I’m reading Tim Berner-Lee’s memoir and just learned that his mother Mary Woods was one of the programmers on the Ferranti Mark 1, the first commercial computer in England. Back then, as in the U.S., women made up roughly fifty percent of programmers. His parents met at a Christmas party about a year into the project.
Some of those early programmers learned to code because they had a specific job to do. And usually that was the best way. But not everyone learns like this. According to Grace Hopper, inventor of the first compiler, it took her two years to get her male peers to even look what she had created. They were so enamored with the snippets of code they were playing with. True, none of them can take credit for the compiler, but obviously it led them to other stuff. I’m not against projects based learning.
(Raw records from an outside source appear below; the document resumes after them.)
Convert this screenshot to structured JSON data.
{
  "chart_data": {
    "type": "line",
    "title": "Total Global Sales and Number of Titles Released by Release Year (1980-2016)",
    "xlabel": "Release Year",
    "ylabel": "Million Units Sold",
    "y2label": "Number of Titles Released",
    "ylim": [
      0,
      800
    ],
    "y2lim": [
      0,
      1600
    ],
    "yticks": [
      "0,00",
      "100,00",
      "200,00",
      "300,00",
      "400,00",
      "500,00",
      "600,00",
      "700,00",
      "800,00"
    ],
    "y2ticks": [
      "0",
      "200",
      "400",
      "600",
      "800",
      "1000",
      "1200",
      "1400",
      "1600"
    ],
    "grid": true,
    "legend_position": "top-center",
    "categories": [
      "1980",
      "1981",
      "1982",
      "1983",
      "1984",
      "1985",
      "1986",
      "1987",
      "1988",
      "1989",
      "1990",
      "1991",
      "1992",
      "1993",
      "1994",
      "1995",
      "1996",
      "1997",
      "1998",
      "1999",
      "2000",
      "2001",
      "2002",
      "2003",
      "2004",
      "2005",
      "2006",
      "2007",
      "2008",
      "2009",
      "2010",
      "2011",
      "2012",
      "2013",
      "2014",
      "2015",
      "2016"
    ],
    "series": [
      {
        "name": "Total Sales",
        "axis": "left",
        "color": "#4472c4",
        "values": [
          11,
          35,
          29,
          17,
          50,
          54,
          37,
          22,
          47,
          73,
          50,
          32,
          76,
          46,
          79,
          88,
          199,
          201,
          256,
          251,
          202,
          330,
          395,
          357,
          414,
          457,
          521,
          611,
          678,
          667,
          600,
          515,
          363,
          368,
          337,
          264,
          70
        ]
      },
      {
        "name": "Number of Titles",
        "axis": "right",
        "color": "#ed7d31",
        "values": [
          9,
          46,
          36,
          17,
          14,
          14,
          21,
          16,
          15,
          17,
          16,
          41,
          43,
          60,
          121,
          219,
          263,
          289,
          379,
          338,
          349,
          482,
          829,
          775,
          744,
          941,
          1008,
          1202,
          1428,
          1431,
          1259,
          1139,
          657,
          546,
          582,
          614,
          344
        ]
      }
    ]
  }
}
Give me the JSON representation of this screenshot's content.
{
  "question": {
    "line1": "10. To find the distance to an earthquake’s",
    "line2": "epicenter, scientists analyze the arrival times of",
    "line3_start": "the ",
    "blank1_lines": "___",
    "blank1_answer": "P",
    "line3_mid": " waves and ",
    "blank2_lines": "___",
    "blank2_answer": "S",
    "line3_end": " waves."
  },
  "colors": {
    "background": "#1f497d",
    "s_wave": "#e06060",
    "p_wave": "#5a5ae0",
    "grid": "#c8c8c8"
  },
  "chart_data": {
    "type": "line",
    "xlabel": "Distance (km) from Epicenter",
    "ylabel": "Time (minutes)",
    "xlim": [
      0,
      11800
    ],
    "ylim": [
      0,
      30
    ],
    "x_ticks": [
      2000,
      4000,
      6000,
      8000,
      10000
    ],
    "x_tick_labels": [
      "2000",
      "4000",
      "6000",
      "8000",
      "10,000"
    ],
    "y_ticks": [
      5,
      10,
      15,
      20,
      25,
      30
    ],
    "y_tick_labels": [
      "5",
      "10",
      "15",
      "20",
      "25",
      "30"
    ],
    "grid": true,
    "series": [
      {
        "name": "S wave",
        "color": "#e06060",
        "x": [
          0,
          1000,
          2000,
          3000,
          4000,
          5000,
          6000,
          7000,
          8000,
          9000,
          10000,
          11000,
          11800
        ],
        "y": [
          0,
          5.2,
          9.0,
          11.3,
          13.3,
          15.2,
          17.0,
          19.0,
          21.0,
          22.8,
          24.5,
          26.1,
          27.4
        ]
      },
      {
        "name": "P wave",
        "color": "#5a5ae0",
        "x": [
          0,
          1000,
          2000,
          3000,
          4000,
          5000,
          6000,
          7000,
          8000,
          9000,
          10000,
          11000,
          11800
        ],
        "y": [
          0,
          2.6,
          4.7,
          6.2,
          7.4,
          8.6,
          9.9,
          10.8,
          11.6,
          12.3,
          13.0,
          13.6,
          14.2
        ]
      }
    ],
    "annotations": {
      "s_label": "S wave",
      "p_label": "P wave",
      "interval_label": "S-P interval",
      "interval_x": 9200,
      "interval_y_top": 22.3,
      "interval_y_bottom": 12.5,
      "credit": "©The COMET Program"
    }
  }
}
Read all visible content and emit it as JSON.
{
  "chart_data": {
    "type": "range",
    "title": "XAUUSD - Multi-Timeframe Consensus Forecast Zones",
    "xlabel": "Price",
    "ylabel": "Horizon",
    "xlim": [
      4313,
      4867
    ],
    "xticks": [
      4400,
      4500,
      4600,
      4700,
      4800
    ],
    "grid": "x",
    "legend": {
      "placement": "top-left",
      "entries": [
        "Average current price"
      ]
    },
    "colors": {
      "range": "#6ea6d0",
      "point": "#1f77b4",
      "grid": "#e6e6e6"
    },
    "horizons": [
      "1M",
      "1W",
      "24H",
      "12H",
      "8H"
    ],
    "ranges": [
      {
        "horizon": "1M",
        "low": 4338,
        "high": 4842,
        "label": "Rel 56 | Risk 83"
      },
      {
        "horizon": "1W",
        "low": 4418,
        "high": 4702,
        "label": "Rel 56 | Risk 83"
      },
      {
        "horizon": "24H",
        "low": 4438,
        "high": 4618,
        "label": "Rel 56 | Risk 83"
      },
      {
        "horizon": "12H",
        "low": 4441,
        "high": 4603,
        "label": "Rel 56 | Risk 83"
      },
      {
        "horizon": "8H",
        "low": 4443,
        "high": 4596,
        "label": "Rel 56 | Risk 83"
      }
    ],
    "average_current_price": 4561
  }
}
But I put a year aside to learn to code for code’s sake and doing so has led to me places and projects I had no idea even existed eighteen months ago.
Fortunately, I have little shame about my newbie perspective. Maybe one day I’ll learn to worry more about all the time I “waste” learning. I have no idea what I’m going to have experienced or learned eighteen months from now. But if it’s only half as interesting and fun as everything I’ve learned in the last eighteen months, I’ll still consider myself on the right track.